Bu süreçte, gazetecilik de bir sınav veriyor. Türkiye medyasının önemli bir bölümü, değişik gerekçelerle bu sürece destek veriyor görünüyor. Ancak, bu desteğin biraz da korkudan ve baskıdan kaynaklandığı anlaşılıyor. Türkiye medyasında çalışan gazetecilerle yaptığım sohbetlerde ve okuduğum köşe yazılarında siyasal iktidarın gölgesinin ciddi biçimde hissedildiğini ve medyada yaygın bir oto-sansür uygulandığını görüyorum.

Bu dönemdeki kadar baskı hiç olmadı

Türkiye’de muhalif yayın organları hariç, sadece “anaakım medya” olarak nitelenen medya kuruluşları değil, “yandaş medya” olarak nitelenen, siyasal iktidara her konuda destek veren medyanın da bu baskıyı hissettiğini duymak açıkçası beni şaşırtmadı değil. Geçen Cuma günü, Doğu Akdeniz Üniversitesi Mezunlarla İletişim ve Kariyer Araştırma Merkezi tarafından düzenlenen “Uluslararası Kariyer Fırsatları Forumu”nda Türkiye’den iki gazeteci konuğu dinledim. A Haber Kanalı Ekonomi Editörü Özlem Doğaner ile ATV Ankara Temsilcisi Faruk Demirel, birçok şeyin yanında, barış sürecinde medyanın rolüne de değindiler. Ancak benim dikkatimi çeken, özellikle Faruk Demirel’in söyledikleriydi. Uzun yıllar değişik televizyonlarda çalışan Demirel, kanal olarak sürece destek vermelerine rağmen kendi kuruluşlarında da aynı baskının hissedildiğini ifade etti ve hatta “Ben hiçbir dönemde bu kadar baskı hissetmedim” de dedi.

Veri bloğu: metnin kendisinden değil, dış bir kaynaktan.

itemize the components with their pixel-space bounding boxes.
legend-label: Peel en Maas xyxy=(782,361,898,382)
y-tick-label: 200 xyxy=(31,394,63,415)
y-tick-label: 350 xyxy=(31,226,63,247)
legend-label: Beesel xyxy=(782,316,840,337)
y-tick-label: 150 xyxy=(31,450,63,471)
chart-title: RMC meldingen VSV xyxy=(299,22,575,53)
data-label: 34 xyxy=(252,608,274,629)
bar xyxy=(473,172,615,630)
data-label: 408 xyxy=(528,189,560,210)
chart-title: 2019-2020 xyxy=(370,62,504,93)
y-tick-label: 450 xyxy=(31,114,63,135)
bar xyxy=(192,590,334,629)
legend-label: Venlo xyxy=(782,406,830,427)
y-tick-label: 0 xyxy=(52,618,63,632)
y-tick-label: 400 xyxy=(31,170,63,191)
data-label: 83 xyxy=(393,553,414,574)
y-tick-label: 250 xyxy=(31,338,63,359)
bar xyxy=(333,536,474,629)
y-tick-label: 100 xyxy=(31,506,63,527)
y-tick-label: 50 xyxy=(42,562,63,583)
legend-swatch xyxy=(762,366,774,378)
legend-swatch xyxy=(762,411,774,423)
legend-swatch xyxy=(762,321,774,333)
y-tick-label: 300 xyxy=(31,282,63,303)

Bu baskı ikliminin ipuçlarını, 11 Mart 2013 tarihli ve “Barış gazeteciliği perspektifinden İmralı tutanakları” başlıklı yazımda vermiştim. Türkiye Başbakanı Recep Tayyip Erdoğan, yaptığı bir konuşmada, “Eğer bu ülkeye bu millete zerre kadar sevdanız varsa, şu çözüm sürecine katkıda bulunmak istiyorsanız, böyle bir haberi atamazsınız, atmamanız gerekirdi. Bu süreç hassas bir süreç” diyerek Milliyet’te yayımlanan “İmralı tutanakları” haberini eleştirmiş ve medyaya ayar vermişti zaten. İşte bugünlerde medyada yaygın biçimde uygulanmaya konulan oto-sansürün asıl nedeni bu. Burada kısa bir parantez açıp oto-sansürün ne anlama geldiğini de açıklamak gerekiyor. Oto-sansür, gazeteciliğin ruhuna aykırı bir uygulamaya işaret ediyor. Yazılması gerekeni, korkudan yazamamak anlamını taşıyor. Oto-sansür, hem kurumsal düzlemde hem de bireysel düzlemde işleyebiliyor.

Baskı ortamında barış gazeteciliği mümkün mü?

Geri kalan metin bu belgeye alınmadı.